Molecular property prediction aims to learn representations that map chemical structures to functional properties. While multimodal learning has emerged as a powerful paradigm to learn molecular representations, prior works have largely overlooked textual and taxonomic information of molecules for representation learning. We introduce TRIDENT, a novel framework that integrates molecular SMILES, textual descriptions, and taxonomic functional annotations to learn rich molecular representations. To achieve this, we curate a comprehensive dataset of molecule-text pairs with structured, multi-level functional annotations. Instead of relying on conventional contrastive loss, TRIDENT employs a volume-based alignment objective to jointly align tri-modal features at the global level, enabling soft, geometry-aware alignment across modalities. Additionally, TRIDENT introduces a novel local alignment objective that captures detailed relationships between molecular substructures and their corresponding sub-textual descriptions. A momentum-based mechanism dynamically balances global and local alignment, enabling the model to learn both broad functional semantics and fine-grained structure-function mappings. TRIDENT achieves state-of-the-art performance on 11 downstream tasks, demonstrating the value of combining SMILES, textual, and taxonomic functional annotations for molecular property prediction.

Paper Structure

This paper contains 40 sections, 11 equations, 4 figures, 12 tables, 2 algorithms.

Figures (4)

  • Figure 1: Overview of TRIDENT. TRIDENT jointly models molecular SMILES, natural language descriptions, and Hierarchical Taxonomic Annotations (HTAs) to learn rich molecular representations. The framework employs a volume-based contrastive loss for soft global tri-modal alignment and a local alignment module that links molecular substructures to sub-text spans. A momentum-based mechanism dynamically balances the contribution of global and local objectives during training.
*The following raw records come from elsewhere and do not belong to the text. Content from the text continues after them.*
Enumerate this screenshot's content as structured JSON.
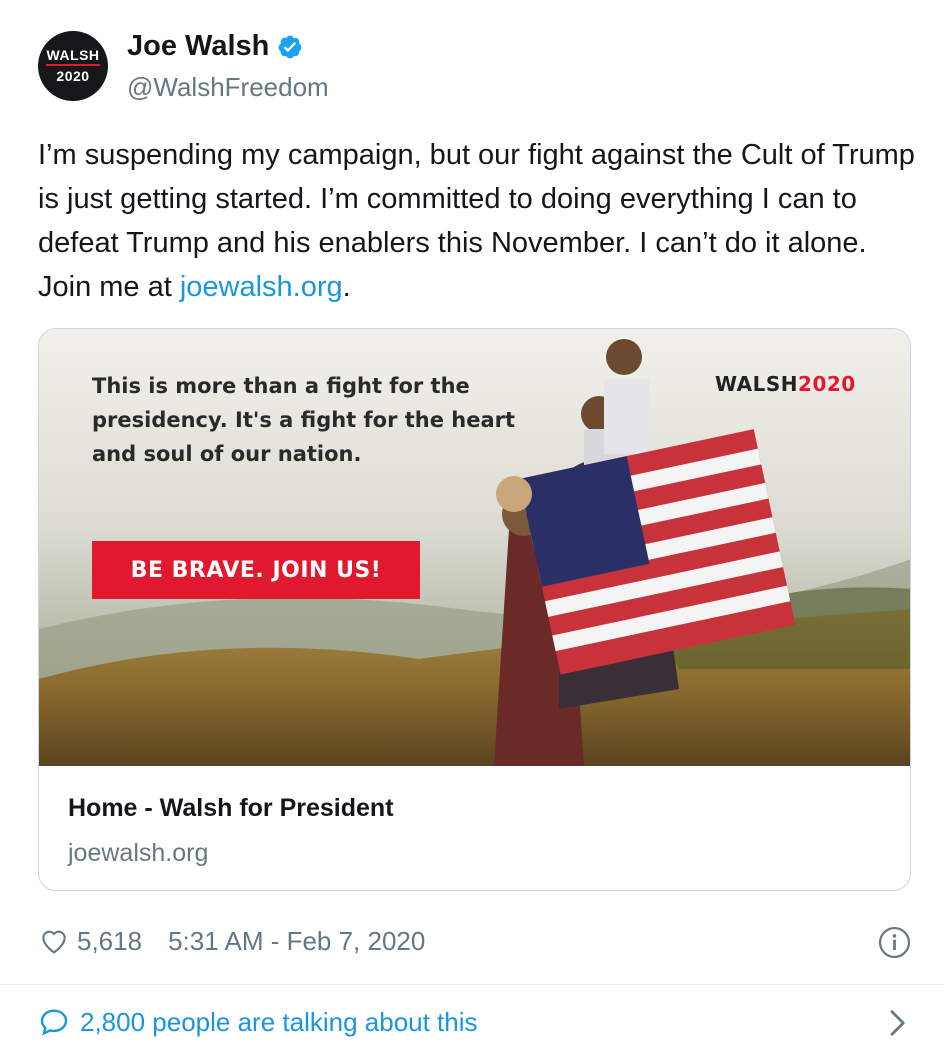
{
  "author": {
    "avatar_line1": "WALSH",
    "avatar_line2": "2020",
    "display_name": "Joe Walsh",
    "handle": "@WalshFreedom",
    "verified_icon": "verified-badge-icon"
  },
  "tweet": {
    "text": "I’m suspending my campaign, but our fight against the Cult of Trump is just getting started. I’m committed to doing everything I can to defeat Trump and his enablers this November. I can’t do it alone. Join me at ",
    "link_text": "joewalsh.org",
    "text_end": "."
  },
  "card": {
    "image_quote": "This is more than a fight for the presidency. It's a fight for the heart and soul of our nation.",
    "image_brand_name": "WALSH",
    "image_brand_year": "2020",
    "image_cta": "BE BRAVE. JOIN US!",
    "title": "Home - Walsh for President",
    "domain": "joewalsh.org"
  },
  "stats": {
    "likes": "5,618",
    "timestamp": "5:31 AM - Feb 7, 2020"
  },
  "footer": {
    "talking_text": "2,800 people are talking about this"
  },
  "colors": {
    "link": "#1b95e0",
    "secondary_text": "#657786",
    "brand_red": "#e0192f"
  }
}
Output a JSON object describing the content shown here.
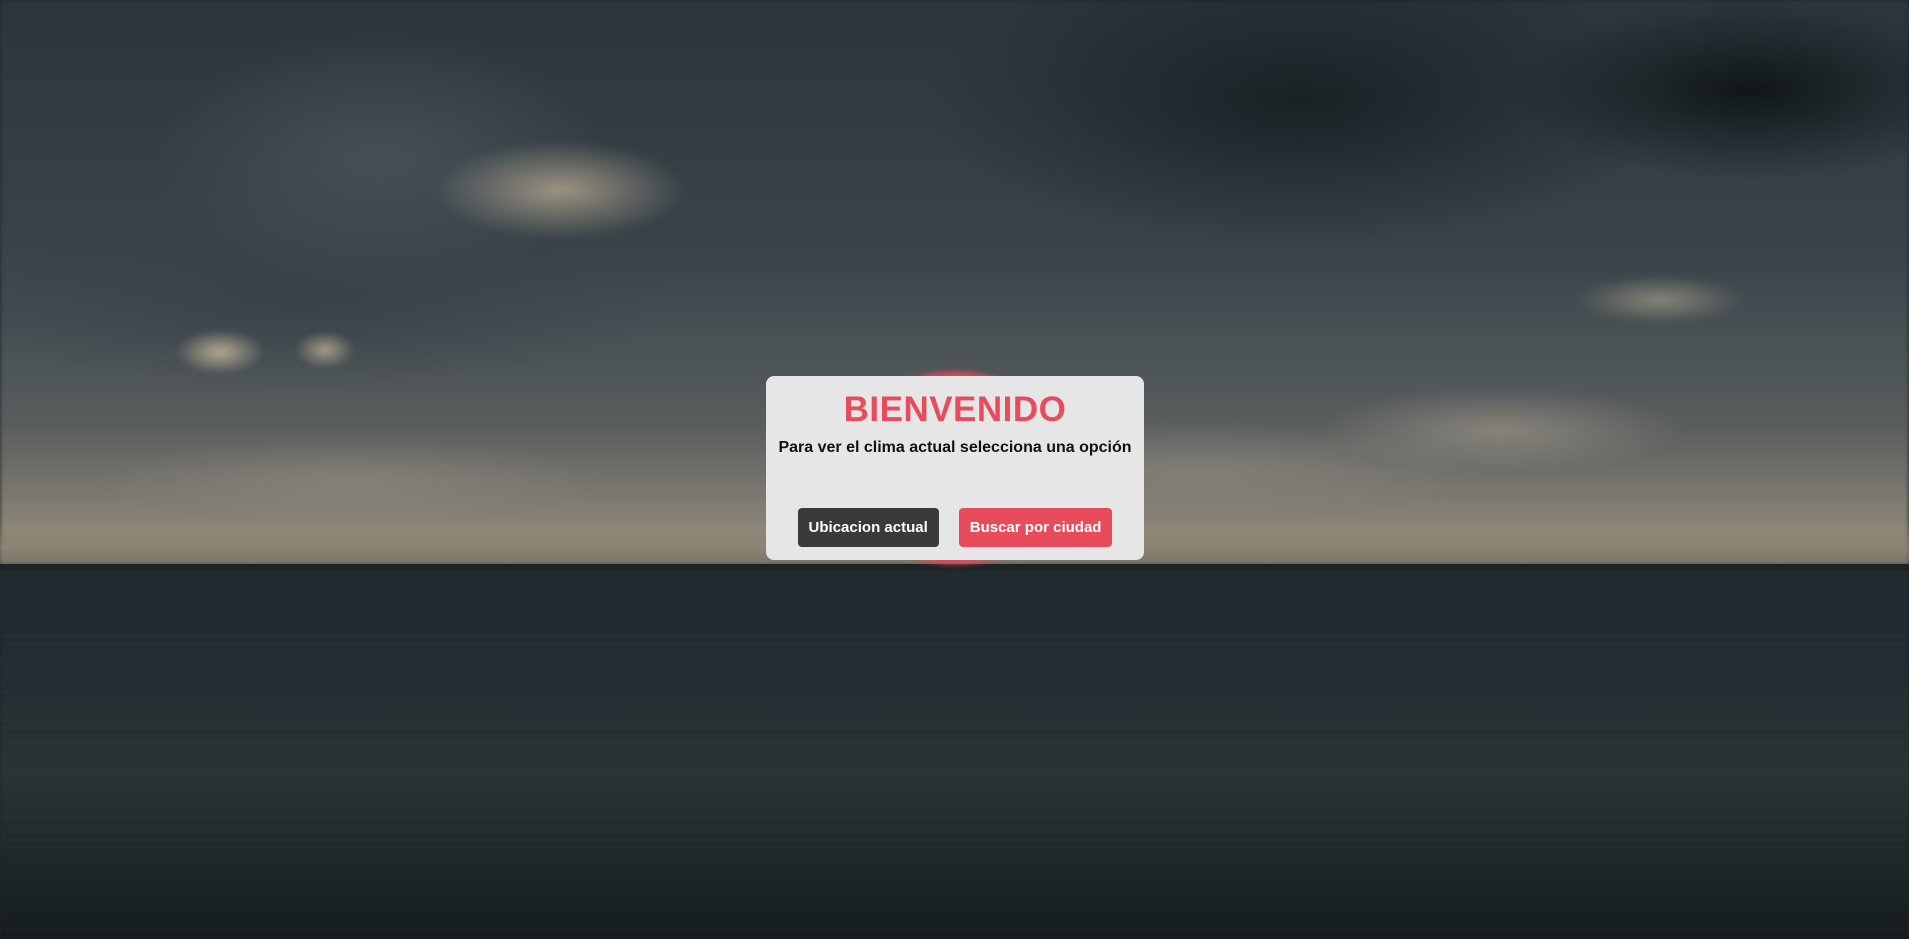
{
  "background": {
    "scene": "stormy-sky-over-sea",
    "accent_color": "#e84c5c"
  },
  "welcome_modal": {
    "title": "BIENVENIDO",
    "subtitle": "Para ver el clima actual selecciona una opción",
    "buttons": {
      "current_location_label": "Ubicacion actual",
      "search_city_label": "Buscar por ciudad"
    }
  },
  "colors": {
    "title": "#e84c5c",
    "modal_background": "#e6e6e6",
    "location_button": "#3a3a3a",
    "search_button": "#e84c5c"
  }
}
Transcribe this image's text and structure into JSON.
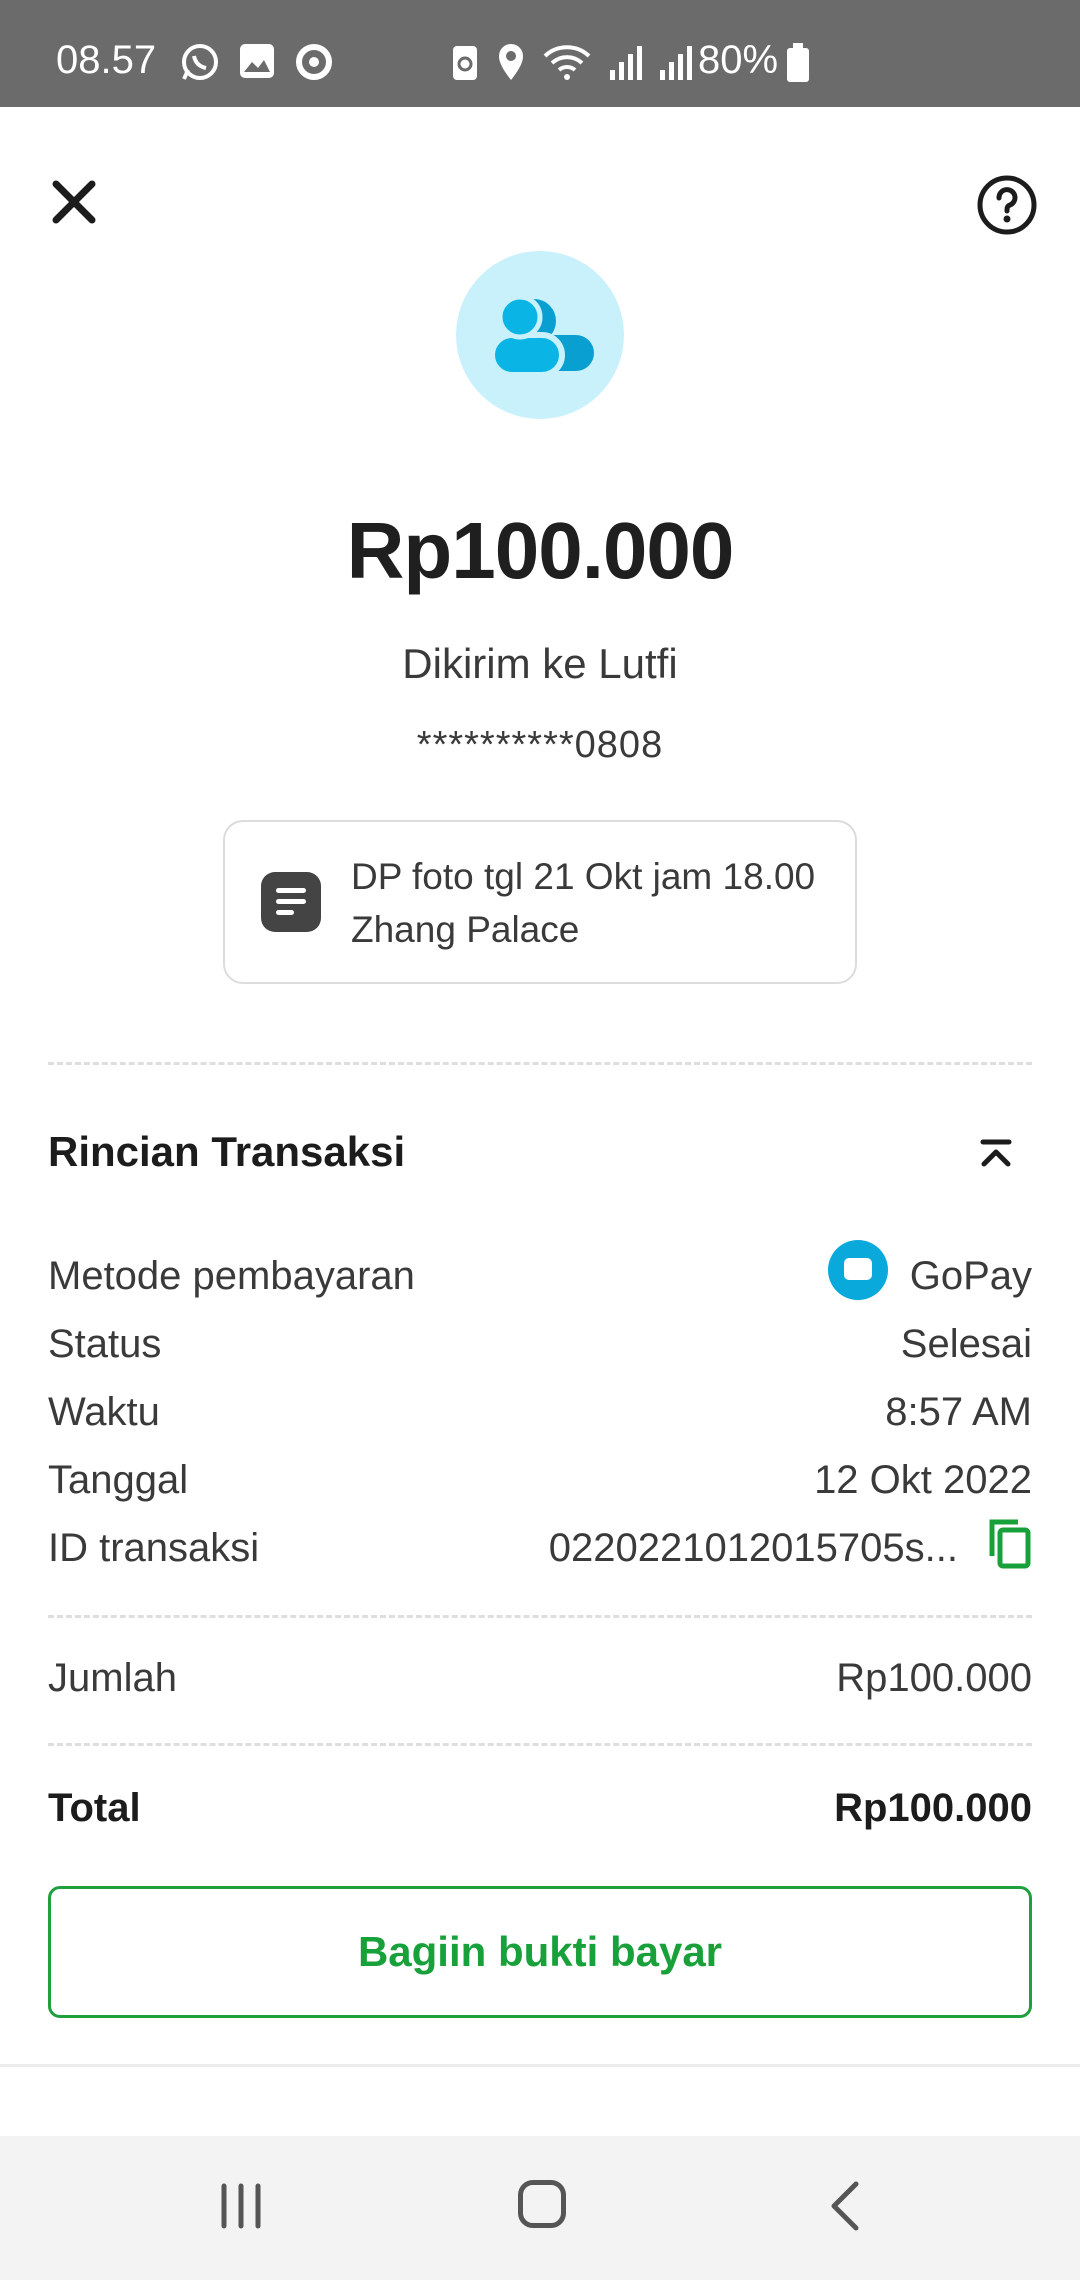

This multimodal, multi-level alignment enables precise and semantically grounded molecular understanding.
  • Figure 2: Traditional molecular functional descriptions are typically obtained by inputting a molecule into PubChem, where a general functional annotation is provided, as shown in Steps 1 and 2 of the figure. To achieve more comprehensive knowledge, functional annotations of the molecule are first obtained under different classification systems, as illustrated in Step 3. Then, these annotations are summarized using GPT-4o, resulting in a higher-quality textual description, as depicted in Step 4. The blue and green highlighted sections illustrate the different perspectives between traditional text and HTA text descriptions. For detailed processing steps, please refer to the Appendix \ref{['Data_Collection_and_Processing']}.
  • Figure 3: The ablation experiments are conducted on the Tox21, ToxCast, BBBP and Bace datasets. “w/o HTA” denotes that only not use hierarchical taxonomic annotation; “w/o local alignment” denotes that the local alignment is removed; and “w/o volume loss” indicates that only the volume‐based loss is changed to the standard contrastive loss.
  • Figure 4: The workflow for summarizing Hierarchical Taxonomic Annotations (HTA). Using GPT-4o, detailed classification annotations are processed and summarized, resulting in high-quality HTA text descriptions for molecular data.